Governance in China depends more on the individuals on top than on institutions. There is always the possibility that a ‘Bad Emperor’ messes things up. Is Xi Jinping that man?
It was a crisp Beijing afternoon on November 8, 2017. Soon after he was welcomed by cheering children at the airport, US President Donald Trump was whisked away to the Forbidden City – the iconic symbol of imperial China – for a personal tour by Xi Jinping. After a day of exchanges over history, family and culture, as the sun dipped into the horizon, the two leaders sat down for dinner at the Jianfu Palace. It was the first time that such an honour had been bestowed upon a foreign leader since the founding of the People’s Republic of China in 1949. The symbolism was unmistakable. Following the fall of the Qing, a crude Republican interlude, civil war, foreign occupation and chaotic beginnings under Mao, a Chinese dynasty had been rebuilt and was now standing tall, with Xi as its emperor.
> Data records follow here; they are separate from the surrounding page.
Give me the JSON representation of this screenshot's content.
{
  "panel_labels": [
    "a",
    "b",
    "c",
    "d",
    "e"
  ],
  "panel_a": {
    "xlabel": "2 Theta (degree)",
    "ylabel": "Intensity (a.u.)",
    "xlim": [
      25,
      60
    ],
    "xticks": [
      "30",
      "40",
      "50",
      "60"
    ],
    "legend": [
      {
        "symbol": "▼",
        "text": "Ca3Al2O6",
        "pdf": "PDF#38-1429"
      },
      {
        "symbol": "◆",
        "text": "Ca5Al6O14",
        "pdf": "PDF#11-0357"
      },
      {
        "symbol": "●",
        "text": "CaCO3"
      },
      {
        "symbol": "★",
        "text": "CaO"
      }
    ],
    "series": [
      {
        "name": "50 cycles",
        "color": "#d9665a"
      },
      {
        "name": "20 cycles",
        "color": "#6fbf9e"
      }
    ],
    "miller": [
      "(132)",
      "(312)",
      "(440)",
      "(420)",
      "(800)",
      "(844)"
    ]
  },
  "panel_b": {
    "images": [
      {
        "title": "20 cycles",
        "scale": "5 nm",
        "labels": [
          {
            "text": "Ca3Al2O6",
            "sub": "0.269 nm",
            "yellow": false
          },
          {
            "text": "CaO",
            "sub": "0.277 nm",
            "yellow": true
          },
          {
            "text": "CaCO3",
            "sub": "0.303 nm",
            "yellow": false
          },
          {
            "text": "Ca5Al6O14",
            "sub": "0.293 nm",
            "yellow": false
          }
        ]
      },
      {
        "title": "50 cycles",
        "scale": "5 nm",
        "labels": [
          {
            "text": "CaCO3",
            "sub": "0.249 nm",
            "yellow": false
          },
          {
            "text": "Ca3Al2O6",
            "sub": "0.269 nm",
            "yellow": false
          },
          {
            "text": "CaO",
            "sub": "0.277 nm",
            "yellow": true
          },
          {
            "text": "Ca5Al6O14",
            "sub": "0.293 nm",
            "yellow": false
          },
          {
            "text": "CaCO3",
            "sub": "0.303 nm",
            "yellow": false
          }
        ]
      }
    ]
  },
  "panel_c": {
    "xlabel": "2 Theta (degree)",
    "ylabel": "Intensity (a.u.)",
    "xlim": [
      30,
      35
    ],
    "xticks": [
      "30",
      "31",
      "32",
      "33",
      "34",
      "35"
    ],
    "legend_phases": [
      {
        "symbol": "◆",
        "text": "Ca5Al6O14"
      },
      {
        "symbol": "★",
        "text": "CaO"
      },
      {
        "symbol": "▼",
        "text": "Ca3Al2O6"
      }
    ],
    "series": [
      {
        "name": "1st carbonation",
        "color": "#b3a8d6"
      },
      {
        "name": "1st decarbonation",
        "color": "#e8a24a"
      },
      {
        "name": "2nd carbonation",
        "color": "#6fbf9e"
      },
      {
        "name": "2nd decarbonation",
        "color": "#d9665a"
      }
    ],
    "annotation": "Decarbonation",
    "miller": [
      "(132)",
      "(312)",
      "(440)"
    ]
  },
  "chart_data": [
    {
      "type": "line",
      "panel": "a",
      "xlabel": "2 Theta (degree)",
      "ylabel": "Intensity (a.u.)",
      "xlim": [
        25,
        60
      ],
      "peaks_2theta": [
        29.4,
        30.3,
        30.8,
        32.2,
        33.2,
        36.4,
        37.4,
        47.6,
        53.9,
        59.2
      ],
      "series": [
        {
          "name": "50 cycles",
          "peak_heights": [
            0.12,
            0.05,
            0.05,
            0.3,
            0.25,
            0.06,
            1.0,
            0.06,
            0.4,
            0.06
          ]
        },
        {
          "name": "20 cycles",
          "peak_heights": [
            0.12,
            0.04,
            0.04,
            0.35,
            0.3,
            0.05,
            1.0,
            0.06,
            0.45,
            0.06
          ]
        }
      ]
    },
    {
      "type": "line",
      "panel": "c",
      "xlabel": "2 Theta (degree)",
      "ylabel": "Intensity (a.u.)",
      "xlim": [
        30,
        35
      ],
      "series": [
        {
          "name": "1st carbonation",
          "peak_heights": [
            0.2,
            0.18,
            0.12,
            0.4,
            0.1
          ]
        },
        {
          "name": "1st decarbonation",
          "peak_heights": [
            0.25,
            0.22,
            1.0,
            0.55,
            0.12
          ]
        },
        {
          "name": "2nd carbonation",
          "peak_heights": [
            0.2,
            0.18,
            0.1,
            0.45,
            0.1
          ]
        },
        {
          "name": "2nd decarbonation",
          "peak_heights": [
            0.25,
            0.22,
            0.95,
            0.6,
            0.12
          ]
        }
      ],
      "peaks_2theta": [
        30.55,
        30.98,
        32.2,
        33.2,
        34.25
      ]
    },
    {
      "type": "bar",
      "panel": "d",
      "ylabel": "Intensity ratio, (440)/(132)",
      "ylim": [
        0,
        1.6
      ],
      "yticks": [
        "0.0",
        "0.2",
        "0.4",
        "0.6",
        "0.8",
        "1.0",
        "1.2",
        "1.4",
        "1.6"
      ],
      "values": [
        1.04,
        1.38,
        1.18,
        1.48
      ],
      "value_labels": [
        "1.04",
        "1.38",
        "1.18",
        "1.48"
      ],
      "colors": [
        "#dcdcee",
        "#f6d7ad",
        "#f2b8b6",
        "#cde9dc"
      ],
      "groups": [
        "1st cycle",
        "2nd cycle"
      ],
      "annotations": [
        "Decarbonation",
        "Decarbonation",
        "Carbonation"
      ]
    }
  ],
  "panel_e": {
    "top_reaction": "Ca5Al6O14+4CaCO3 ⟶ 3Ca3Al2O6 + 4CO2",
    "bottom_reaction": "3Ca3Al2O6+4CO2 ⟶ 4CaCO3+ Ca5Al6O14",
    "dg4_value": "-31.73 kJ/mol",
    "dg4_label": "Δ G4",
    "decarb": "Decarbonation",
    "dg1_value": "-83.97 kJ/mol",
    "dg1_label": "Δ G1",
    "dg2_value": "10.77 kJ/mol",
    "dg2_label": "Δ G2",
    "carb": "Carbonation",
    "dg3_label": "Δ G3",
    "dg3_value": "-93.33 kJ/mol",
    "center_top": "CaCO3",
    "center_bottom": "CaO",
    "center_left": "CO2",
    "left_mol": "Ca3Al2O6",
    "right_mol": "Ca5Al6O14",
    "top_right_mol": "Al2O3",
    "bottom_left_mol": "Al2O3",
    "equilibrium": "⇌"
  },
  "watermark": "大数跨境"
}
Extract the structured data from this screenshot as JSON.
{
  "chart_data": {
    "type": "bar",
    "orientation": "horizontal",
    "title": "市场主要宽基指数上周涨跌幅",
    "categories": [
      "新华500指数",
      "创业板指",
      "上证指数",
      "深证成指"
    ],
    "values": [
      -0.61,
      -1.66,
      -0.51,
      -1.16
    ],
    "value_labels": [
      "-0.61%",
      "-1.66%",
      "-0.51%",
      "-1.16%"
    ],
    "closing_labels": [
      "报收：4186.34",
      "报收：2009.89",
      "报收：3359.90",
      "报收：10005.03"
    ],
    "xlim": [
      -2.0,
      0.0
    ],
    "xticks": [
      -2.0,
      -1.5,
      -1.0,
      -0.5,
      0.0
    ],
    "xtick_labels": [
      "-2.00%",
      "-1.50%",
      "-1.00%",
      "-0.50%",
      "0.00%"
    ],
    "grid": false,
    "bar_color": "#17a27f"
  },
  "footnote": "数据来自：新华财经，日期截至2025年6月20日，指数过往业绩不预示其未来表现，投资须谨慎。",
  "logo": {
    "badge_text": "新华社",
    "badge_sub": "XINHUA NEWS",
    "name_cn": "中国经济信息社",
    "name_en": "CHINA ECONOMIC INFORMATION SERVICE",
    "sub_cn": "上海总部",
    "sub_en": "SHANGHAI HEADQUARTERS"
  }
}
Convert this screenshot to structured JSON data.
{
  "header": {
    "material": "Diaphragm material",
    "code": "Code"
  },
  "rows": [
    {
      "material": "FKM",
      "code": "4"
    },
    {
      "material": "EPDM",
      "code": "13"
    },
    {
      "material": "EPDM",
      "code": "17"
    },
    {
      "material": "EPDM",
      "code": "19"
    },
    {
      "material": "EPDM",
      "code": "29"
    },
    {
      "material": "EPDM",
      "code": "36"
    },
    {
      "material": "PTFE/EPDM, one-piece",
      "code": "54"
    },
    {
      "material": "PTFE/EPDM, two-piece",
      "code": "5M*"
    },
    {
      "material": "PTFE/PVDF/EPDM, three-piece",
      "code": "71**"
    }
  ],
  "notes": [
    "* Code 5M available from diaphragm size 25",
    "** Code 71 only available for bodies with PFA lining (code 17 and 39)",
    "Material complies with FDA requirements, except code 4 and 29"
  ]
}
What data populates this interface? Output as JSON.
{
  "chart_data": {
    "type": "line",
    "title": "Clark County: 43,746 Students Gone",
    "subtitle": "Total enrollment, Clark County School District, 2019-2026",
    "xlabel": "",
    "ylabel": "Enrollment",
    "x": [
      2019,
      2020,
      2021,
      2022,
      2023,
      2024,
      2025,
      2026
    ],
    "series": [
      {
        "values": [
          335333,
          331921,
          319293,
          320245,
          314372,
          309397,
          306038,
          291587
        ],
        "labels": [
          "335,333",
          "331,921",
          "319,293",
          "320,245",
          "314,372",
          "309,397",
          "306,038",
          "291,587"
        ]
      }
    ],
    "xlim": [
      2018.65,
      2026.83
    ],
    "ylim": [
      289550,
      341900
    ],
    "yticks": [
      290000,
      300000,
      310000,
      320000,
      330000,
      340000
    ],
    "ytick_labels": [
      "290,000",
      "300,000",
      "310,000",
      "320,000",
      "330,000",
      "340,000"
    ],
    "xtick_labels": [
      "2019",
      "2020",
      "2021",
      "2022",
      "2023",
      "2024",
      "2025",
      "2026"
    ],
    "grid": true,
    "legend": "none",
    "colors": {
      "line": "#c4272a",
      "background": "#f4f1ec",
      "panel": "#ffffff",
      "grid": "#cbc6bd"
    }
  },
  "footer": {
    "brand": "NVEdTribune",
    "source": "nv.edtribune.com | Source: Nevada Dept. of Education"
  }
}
In his 2011 book, The Origins of Political Order, Francis Fukuyama outlines a fundamental problem inherent in the Chinese system of governance. Fukuyama identifies state-building, rule of law and accountability as the key building blocks of political order. He argues that while the state concentrates and exercises power, the institutions of rule of law and accountable government act as limiters. They check the state’s power and its use through “public and transparent rules, and then by ensuring that it is subordinate to the will of the people.”
Describing the Chinese experience, he further argues that while they got the first of the three institutions right very early on, they’ve struggled with the other two.